SDS-PAGE gel image could be seen in figure 7. The first column was the protein ladder with known molecular weight for each band. The stage 1 enzyme consisted of numerous bands, showing the number of protein that could be found in the mixture. Fewer bands were seen in stage 2 and 3, meaning that the isolated techniques were working since fewer protein was in the mixture. Lastly, one band could be seen in stage 4 enzyme, which was the isolated alkaline phosphatase. The band was really fainted in stage 4 enzyme since one of the group member loaded the gel too fast causing the protein to spill out.

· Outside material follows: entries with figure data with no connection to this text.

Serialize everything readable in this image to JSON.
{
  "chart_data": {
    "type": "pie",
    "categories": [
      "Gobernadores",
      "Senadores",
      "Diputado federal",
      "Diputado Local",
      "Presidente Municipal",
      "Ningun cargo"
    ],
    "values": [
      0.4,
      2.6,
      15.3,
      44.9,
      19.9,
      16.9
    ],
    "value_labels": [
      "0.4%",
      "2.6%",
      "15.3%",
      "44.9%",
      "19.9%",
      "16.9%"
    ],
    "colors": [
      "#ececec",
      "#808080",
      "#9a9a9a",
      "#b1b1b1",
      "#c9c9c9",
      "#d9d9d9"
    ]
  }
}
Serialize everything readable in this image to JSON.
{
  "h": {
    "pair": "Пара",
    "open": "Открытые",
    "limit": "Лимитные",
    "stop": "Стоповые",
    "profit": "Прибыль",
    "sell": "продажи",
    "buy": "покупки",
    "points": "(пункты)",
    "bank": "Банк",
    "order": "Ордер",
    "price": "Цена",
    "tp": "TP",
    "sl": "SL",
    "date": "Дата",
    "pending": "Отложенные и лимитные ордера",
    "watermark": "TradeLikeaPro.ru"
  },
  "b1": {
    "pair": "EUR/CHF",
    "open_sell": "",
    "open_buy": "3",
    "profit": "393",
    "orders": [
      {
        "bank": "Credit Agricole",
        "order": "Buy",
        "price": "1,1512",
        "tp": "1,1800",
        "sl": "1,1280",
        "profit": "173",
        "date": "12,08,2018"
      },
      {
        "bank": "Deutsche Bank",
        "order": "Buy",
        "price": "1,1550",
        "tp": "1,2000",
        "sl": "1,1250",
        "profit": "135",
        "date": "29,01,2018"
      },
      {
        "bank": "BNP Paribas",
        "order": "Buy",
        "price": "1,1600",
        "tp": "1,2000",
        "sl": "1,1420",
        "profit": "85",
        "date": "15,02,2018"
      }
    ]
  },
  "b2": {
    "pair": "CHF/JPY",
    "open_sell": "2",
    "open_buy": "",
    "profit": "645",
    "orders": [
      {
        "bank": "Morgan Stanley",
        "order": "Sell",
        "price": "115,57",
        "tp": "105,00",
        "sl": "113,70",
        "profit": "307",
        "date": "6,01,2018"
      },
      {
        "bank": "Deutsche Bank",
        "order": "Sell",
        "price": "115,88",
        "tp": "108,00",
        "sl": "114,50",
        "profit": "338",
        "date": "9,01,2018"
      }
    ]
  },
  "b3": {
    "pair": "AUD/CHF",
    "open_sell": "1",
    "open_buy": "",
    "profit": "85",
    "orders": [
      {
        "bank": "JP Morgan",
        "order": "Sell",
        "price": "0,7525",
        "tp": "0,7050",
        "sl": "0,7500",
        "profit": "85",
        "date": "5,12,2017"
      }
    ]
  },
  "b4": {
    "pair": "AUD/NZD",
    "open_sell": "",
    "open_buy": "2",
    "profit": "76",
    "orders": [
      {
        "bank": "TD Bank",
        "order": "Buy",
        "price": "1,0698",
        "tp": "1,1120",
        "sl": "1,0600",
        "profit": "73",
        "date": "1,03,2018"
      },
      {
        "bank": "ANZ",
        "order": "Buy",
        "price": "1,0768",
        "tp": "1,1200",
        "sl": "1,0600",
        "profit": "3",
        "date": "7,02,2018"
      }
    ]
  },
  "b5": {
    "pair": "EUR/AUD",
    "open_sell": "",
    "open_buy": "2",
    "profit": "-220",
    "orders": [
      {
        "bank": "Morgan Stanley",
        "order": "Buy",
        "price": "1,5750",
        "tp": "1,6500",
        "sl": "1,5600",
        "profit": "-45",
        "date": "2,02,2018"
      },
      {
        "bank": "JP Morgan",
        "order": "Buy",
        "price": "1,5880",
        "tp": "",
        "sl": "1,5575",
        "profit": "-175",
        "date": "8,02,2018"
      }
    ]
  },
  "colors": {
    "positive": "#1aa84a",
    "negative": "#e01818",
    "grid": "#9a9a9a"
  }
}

Therefore, less protein was in the well. The commercial AP band was very dark stained since the protein concentration was higher compared to the isolated protein. The retardation factor was calculated for each band in protein ladder, stage 4 enzyme, and the commercial AP. The retardation factor of each band in the protein ladder was plotted against the logarithm of known molecular weights of each protein band, as seen in figure 8. The equation from the graph was taken to calculate the molecular weight of the isolated AP and the commercial AP where y is the logarithm of molecular weight and x is the retardation factor. The calculation of the molecular weight could be seen in the result. The molecular weight of the isolated AP was found to be 57.15 kDa and the molecular weight of the commercial AP was calculated to be 50.00kDa. The
percentage difference was 12.5%. The error might be due to the light color band of the stage 4 enzyme, which made it difficult to measure the protein distance. Another reason for the error was that the eight band of the protein ladder run with the dye front. Hence, the corrected measurement of protein distance of that particular band could not be made. As a result, it influenced the trend line equation that was used to calculate the molecular weight. The alkaline phosphatase was isolated successfully from the mutant K12 E-coli bacteria. The quantity and quality of the isolated AP was determined by using two different assays: Bradford assay and SDS-PAGE, proving the amount AP was isolated and the purity of AP.